Film de Ko Bong-Soo (2018)

Un film assez étonnant, car s'il ne dure qu'1h02 il défile à une cadence qui pourrait lui valoir un minutage plus classique. Tout cela parce que le réalisateur (Ko Boong-soo) a décidé de filmer à la manière des films de Charlie Chaplin, faisant de Hello Dayoung une sorte d'hommage moderne au burlesque. Alors son film est en noir et blanc (magnifique), muet avec une bande son. Et surtout, l'image défile en accéléré.
 
Petite parenthèse pour rappeler que les films ne défilent pas tout à fait à la même cadence au cinéma et à la télévision, ce qu'on peut vérifier en consultant les minutages annoncés pour un même titre. 24 images/seconde au cinéma contre 25 à la TV. Une manière comme une autre de raccourcir les films pour en passer davantage ? A noter également que les films de l'époque des débuts défilent toujours à une cadence accélérée. La raison en est qu'à l'époque, le cameraman filmait au rythme qu'il pouvait, en actionnant une manivelle. Or, pour rendre correctement le mouvement à l’œil humain, il faut environ 25 images/seconde.
 
Bref, d’un impératif technique désuet, Ko Boong-soo fait ici un choix qui donne un effet très particulier. C'est une source de gags (exemple avec la femme qui se poste devant une porte et fait de grands gestes avec les bras : de vive elle devient hystérique !) qui rappellent beaucoup le burlesque de l’époque du muet, mais pas seulement. Fait notable, on s'habitue à cette cadence. Le réalisateur réussit à faire ressentir qu'on s'habitue à tout, y compris à des cadences de plus en plus infernales. Ici, on s'en rend compte lorsque, habitué à cette cadence, un détail vient nous rappeler qu'elle est anormalement élevée. Le sous-entendu, c'est que nos vies se déroulent à des cadences de plus en plus élevées (en particulier dans le monde du travail) qui posent question : jusqu’où ira-t-on ? On peut le supporter pendant la bonne heure que dure ce film, parce qu'il enchaîne des situations qui étonnent, surprennent, amusent, etc. Pour accentuer ce phénomène, le réalisateur choisit comme accompagnement musical les danses hongroises de Brahms, en particulier la très célèbre n°5. Déjà enlevé, le tempo habituel est accentué, parfois jusqu'à l’écœurement. Une musique naturellement entraînante qui devient insupportable, à l’image des situations qu’elle illustre.
 
L'action est centrée sur Minjae (Shin Min-Jae) à la bouille bien ronde, peu loquace et certainement timide (il se cache volontiers sous son casque de motard). Un livreur à qui on confie un ou plusieurs paquets. Le film joue sur le fait que Minjae va souvent aux mêmes endroits (on en remarque deux). Après une introduction et quelques gags, on réalise que Minjae s'intéresse à Dayoung, jeune femme qui travaille dans un bureau. Le réalisateur montre alors que son ambition va au-delà du simple hommage au burlesque de l'époque du cinéma muet. Il met cet hommage au service de la dénonciation d'un système qui prend de l'ampleur. Le scénario situe l'histoire en Corée, mais tout cela pourrait se passer un peu partout dans le monde occidental. Symbolique de notre époque, le travail en open-space met les employés de bureau dans des situations très pénibles. Ici, dans espace restreint six personnes se côtoient, dont deux femmes placées l'une en face de l'autre. Les quatre hommes forment une sorte de groupe qui cherche un semblant de cohésion. Tous semblent en admiration devant l'une des femmes, jeune et séduisante. Pourtant, celle-ci ne travaille guère, pensant avant tout à se faire les ongles et se regarder dans son miroir. Elle ne s'en cache jamais, car elle sait que son CDI ne sera jamais remis en question.

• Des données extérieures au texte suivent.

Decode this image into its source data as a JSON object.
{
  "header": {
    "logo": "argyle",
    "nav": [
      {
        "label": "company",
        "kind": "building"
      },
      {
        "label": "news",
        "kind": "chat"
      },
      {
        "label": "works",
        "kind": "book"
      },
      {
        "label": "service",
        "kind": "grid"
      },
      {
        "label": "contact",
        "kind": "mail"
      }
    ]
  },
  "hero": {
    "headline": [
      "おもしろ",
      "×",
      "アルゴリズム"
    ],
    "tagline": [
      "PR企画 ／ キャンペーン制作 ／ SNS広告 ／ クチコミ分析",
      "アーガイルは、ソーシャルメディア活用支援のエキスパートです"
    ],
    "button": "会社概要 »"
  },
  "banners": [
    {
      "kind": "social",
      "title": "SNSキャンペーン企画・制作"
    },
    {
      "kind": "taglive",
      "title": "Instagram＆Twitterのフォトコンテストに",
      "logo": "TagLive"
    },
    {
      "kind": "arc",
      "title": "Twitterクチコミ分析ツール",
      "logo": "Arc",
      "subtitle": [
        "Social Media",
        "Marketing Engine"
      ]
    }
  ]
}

Son CDI ne sera jamais remis en question parce que celui qui dirige le personnel de ce bureau n'est autre que son père.


Ce que le film montre plutôt bien, ce sont les caractères des personnages, la coquette paresseuse, l'employée déférente qui se retrouve tête-de-turc de tous les autres. Enfin, parmi les quatre hommes, on sent qu'il y a le meneur et que tous cherchent à s'attirer les bonnes grâces de la coquette. Des tentatives de séduction plutôt lourdes auxquelles la jeune femme se prête en profitant de la situation. Bien évidemment, tout finit par retomber sur Dayoung que Minjae tente de protéger tant bien que mal. On comprend donc que s’il favorise l’esprit de compétition, le travail en open-space peut rapidement délivrer ses effets pervers, avec des rivalités qui n'ont rien à voir avec le travail proprement dit, ce travail pouvant évidemment passer au second plan. Ce qu'on gagne en espace occupé et en mise en concurrence est vite perdu en exacerbation des rivalités.
 
En faisant le choix de se contenter de quelques bruitages (absence totale de dialogues), le réalisateur démontre une nouvelle fois que le cinéma est avant tout l'art du mouvement et de la mise en scène. S'il s'en sort bien globalement, quelques situations restent néanmoins peu compréhensibles. Au chapitre des regrets, on peut ajouter que ce qu'il montre de la Corée défile tellement vite qu'on n'en profite pas vraiment.
 
Par contre, tous les effets qu'il cherche trouvent leur cible, l'accéléré pour dénoncer les travers des sociétés modernes, le monde du travail miné par la bureaucratie et le le souci irréfléchi de rentabilité, ainsi que son hommage à un cinéma d'une autre époque.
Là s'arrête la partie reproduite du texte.